Pergunta o camarada e amigo Gui von Cupper no fim do seu post se “em 35 anos de democracia alguém fez tanto pelos interesses de Portugal , postos inclusive acima dos pessoais, como Salazar?”
Tenho de responder com um taxativo “Não!”, acrescentando ainda a palavra: “felizmente”, sendo a resposta completa: “Não, felizmente que não!”
Para as mentes que agora se indagam, passo a explicar. A Democracia tem uma diferença, e apenas uma, do regime autocrático*: a liberdade de pensar de forma diferente, e fazer valer esses ideais sem ter medo de ser prejudicado por aquilo em que se acredita. Ora, a Democracia vive da discussão, do confronto, do debate, pelo que para que este sangue democrático aconteça não pode existir uma figura de proa que polarize e centre em si a acção política. Assim, está bom de ver que, um dos maiores inimigos da Democracia é a não existência de políticos de qualidade que dêem vida ao confronto político de onde surgirá a ideia que melhor servirá a nação portuguesa. Então, não é de difícil compreensão que a democracia seja um sistema totalmente hostil à existência de uma figura proeminente que deixe todas as outras na sua sombra.
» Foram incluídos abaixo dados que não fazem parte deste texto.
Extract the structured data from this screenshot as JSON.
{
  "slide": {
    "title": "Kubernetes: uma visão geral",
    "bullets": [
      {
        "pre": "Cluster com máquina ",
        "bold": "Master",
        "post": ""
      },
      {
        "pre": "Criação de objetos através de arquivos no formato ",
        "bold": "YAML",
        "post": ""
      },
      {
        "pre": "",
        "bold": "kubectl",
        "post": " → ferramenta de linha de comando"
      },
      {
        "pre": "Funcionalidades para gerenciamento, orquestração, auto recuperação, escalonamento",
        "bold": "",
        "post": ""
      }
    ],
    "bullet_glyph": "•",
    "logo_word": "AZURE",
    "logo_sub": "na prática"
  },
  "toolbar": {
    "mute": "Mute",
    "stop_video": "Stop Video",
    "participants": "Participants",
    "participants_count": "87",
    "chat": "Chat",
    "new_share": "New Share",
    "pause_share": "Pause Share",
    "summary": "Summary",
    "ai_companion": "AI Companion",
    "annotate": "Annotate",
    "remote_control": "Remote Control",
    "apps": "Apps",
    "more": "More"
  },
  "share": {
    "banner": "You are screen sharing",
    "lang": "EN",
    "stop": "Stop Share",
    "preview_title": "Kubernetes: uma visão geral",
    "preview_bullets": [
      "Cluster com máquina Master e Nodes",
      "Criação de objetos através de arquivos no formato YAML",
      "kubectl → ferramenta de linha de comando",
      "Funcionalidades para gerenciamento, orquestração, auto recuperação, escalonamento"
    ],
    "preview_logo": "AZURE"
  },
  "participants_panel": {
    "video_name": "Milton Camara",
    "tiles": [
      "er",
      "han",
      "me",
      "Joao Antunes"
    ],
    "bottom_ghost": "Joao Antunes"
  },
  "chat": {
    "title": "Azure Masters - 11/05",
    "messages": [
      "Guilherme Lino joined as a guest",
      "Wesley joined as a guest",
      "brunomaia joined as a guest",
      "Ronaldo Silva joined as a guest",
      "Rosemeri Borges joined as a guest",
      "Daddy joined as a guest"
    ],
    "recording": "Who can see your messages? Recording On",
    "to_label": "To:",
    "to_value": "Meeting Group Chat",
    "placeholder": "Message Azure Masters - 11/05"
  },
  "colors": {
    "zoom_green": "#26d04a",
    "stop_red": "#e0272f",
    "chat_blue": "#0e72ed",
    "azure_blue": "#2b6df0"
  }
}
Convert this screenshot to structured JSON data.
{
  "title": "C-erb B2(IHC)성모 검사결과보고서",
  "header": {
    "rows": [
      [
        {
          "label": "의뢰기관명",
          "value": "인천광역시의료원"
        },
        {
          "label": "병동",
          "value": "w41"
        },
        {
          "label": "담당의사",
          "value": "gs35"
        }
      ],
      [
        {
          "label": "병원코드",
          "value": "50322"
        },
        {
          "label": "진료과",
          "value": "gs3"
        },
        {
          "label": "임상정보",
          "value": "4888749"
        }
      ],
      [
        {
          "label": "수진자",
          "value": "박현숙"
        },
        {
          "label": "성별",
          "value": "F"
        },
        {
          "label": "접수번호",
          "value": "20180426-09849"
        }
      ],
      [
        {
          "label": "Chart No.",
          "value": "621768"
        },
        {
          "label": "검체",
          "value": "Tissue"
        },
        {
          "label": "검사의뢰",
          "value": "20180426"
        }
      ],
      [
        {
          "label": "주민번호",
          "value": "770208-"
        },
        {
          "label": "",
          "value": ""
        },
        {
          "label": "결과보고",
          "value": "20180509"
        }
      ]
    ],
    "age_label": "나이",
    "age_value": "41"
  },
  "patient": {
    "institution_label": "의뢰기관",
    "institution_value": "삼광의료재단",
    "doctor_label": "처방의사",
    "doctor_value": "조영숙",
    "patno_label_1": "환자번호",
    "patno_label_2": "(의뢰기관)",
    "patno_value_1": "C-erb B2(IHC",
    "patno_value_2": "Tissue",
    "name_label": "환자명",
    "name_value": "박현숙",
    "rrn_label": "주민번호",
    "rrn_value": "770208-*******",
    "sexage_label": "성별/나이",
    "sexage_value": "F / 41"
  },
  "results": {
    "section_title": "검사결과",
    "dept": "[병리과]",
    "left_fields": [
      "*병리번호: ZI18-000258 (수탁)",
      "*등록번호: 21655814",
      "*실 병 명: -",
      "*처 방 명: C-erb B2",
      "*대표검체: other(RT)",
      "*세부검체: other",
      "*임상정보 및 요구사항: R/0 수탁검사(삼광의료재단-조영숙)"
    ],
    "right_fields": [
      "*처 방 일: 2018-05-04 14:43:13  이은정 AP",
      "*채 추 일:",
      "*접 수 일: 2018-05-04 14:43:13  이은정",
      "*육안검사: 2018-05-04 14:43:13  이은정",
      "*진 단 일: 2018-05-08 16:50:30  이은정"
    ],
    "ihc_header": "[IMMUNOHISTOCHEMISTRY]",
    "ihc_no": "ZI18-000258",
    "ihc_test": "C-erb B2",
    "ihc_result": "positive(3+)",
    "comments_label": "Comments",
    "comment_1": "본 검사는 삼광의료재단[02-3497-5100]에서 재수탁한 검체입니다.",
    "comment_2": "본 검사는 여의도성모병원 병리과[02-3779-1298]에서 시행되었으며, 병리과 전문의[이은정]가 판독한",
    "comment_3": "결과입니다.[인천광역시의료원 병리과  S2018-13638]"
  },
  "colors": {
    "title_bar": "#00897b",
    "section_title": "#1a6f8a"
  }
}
Com Sal Azar, e na generalidade dos regimes de punho firme, nada disto houve. Houve sim, uma prepotência assente na ideia puramente fantasista de que um homem, um mero homem, se poderia comportar como um bondoso pai de uma nação, apenas deixando a sua filha seguir no trilho por ele escolhido.
Meramente a titulo de exemplo, as maiores edificações políticas humanas aconteceram todas em Democracia, apesar de nem sempre esta democracia ser explicita. As cidades-estado gregas prosperaram em redor do Mediterrâneo em Democracia. Roma nasceu e cresceu viçosa, enquanto era guiada por um Senado, que decidia democraticamente (curiosamente caiu aquando da concentração de poder no Imperador). A expansão portuguesa, na sua fase de glória e ímpeto, foi sempre decidida após conselho das cortes ao Rei (findou com a introdução da inquisição e do centralismo absoluto). O Império Britânico e a hegemonia Norte Americana são obvias demais para explicar, não?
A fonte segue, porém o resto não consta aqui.